Au matin, après une nuit venteuse, nous partons à l’assaut du Cap Nord, le vent est toujours bien présent.
Premier challenge, le tunnel sous la mer, le panneau annonce la couleur : 200 mètres sous la mer, 7 kilomètres de longueur et une forme en V, -9% +10%. Honningsvåg pointe le bout de son nez, seule ville sur l’île, la route est bien calme pour ce weekend de la Pentecôte, seul quelques campings cars nous doublent.
Il reste 20 kilomètres pour atteindre l’objectif, 20 kilomètres de défi. 2 grosses côtes, des dénivelés à 9%, et du vent à gérer. Le paysage est complètement enneigé et les lacs sont encore gelés. Après 5h30 heures d’effort, la pancarte Nordkapp nous accueille et le ‘tourist center’ nous appele comme refuge. Perché à 307 mètres de hauteur sur sa falaise, le lieu est complètement exposé au vent. Nous retrouvons Stephen pour un déjeuner bien mérité et nécessaire. En effet, impossible de rester ici, il faut repartir assez vite et la météo nous annonce des vents plus violents prochainement.
Au moment de partir, nous croisons des français venus en camping car. Un bref échange et nous reprenons la route en sens inverse, certe il y a deux belles descentes et une seule montée mais surtout le vent est désormais de face et la pluie est de la partie.
Je n’ai jamais eu aussi mal aux cuisses à la fin de cette journée à lutter contre les éléments. Le vent s’engouffre entre les falaises et on se retrouve déportés, sans comprendre… Plus de 9 heures de vélo et 112 kilomètres pour la journée, nous posons la tente à l’entrée du tunnel, épuisés. Le vent sera tellement violent dans la nuit, que le repos désiré sera remis à plus tard.
La tente hilleberg a parfaitement supporté les rafales, 20 points d’attache au sol n’étaient pas de trop. Les campings cars stationnés sur le parking du Cap Nord aurons aussi eu de belles frayeurs en voyant leurs véhicules balancés…
Le lendemain, on repasse le tunnel, les cuisses sont surchauffées, et nous devons revenir au village d’Olderfjord, à 80 kilomètres, vent de face, à une allure d’un peu plus que 10 km/h. Les conditions sur l’île et aux alentours sont telles qu’il est impossible en vélo-tente de rester trop longtemps, on se sent dans un univers hostile.

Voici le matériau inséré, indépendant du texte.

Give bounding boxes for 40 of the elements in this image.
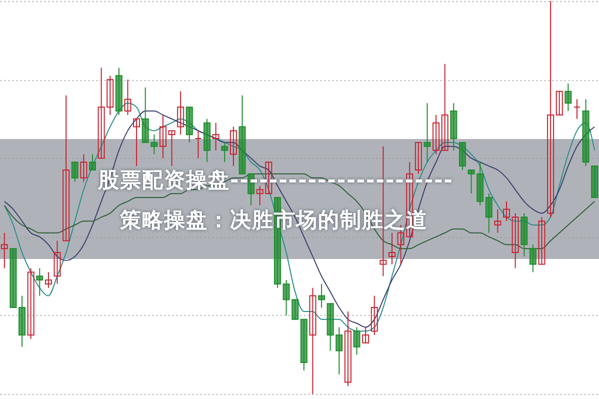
- candlestick: [54, 240, 61, 284]
- candlestick: [388, 232, 396, 265]
- candlestick: [62, 94, 70, 242]
- candlestick: [0, 232, 8, 269]
- candlestick: [503, 200, 510, 222]
- candlestick: [529, 244, 536, 273]
- candlestick: [424, 102, 431, 163]
- candlestick: [44, 272, 52, 288]
- candlestick: [547, 0, 554, 218]
- candlestick: [212, 122, 220, 151]
- candlestick: [414, 142, 422, 174]
- candlestick: [512, 212, 519, 269]
- candlestick: [159, 114, 166, 159]
- candlestick: [71, 162, 78, 182]
- candlestick: [370, 295, 378, 336]
- candlestick: [458, 142, 466, 170]
- candlestick: [27, 268, 34, 340]
- candlestick: [344, 310, 352, 387]
- candlestick: [318, 283, 326, 308]
- candlestick: [221, 142, 228, 163]
- candlestick: [538, 216, 546, 265]
- candlestick: [124, 79, 132, 116]
- candlestick: [309, 287, 316, 394]
- candlestick: [80, 154, 88, 182]
- candlestick: [564, 83, 572, 112]
- candlestick: [230, 126, 237, 167]
- candlestick: [432, 114, 440, 155]
- candlestick: [556, 90, 563, 116]
- candlestick: [441, 63, 448, 151]
- candlestick: [573, 98, 580, 120]
- candlestick: [353, 326, 360, 356]
- candlestick: [194, 130, 202, 159]
- candlestick: [362, 326, 370, 344]
- candlestick: [177, 90, 184, 136]
- candlestick: [88, 154, 96, 170]
- candlestick: [133, 118, 140, 167]
- candlestick: [485, 193, 492, 234]
- candlestick: [36, 268, 44, 296]
- candlestick: [494, 208, 502, 234]
- candlestick: [168, 130, 176, 167]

Le couple de français rencontré la veille, nous offre une pause réconfortante dans leur camping car, à l’abri du vent qui souffle constamment dans les oreilles.
30 kilomètres encore et nous rejoignons le village. Nous sommes à bout, conscients d’avoir repoussés nos limites. Nous ne pouvons pas aller plus loin et plantons la tente derrière la supérette du coin, le vent ici n’est plus un inconvénient. Stephen continue plus loin à la recherche d’arbres pour son hammac, et voilà qu’un autre cyclovoyageur débarque. Lorenz, italien, est en route pour le Cap Nord où il terminera son voyage commencé en septembre 2017. Il plante sa tente à côté de nous pour la nuit.
Enfin une bonne nuit reposante, nous prenons notre temps le matin avant de remonter en selles. La route du jour, sur 91 kilomètres, ressemble à un désert encore gelé où il y a parfois quelques habitations mais pas d’habitants en vue, un nouveau terrain hostile à l’homme, où pluie et grêle viendront s’ajouter pour nous challenger encore plus.
Le soleil se lève quand nous sortons de là pour découvrir la mer et la baie verdoyante.
À Alta, nous profitons d’un lieu magnifique au bord de la mer, avec une petite cabane pour faire du feu. Le soir nous assistons à la balade de deux dauphins au bord de l’eau.
Après cette pause, nous quittons Stephen qui continue la route en Norvège et nous descendons vers le sud.
Nous quittons le pays, comme nous l’avons traversé, avec un vent de face.
Stephen est bloqué par les conditions météorologiques des côtes norvégiennes et Lorenz a terminé l’ascension en cassant sa pédale de vélo.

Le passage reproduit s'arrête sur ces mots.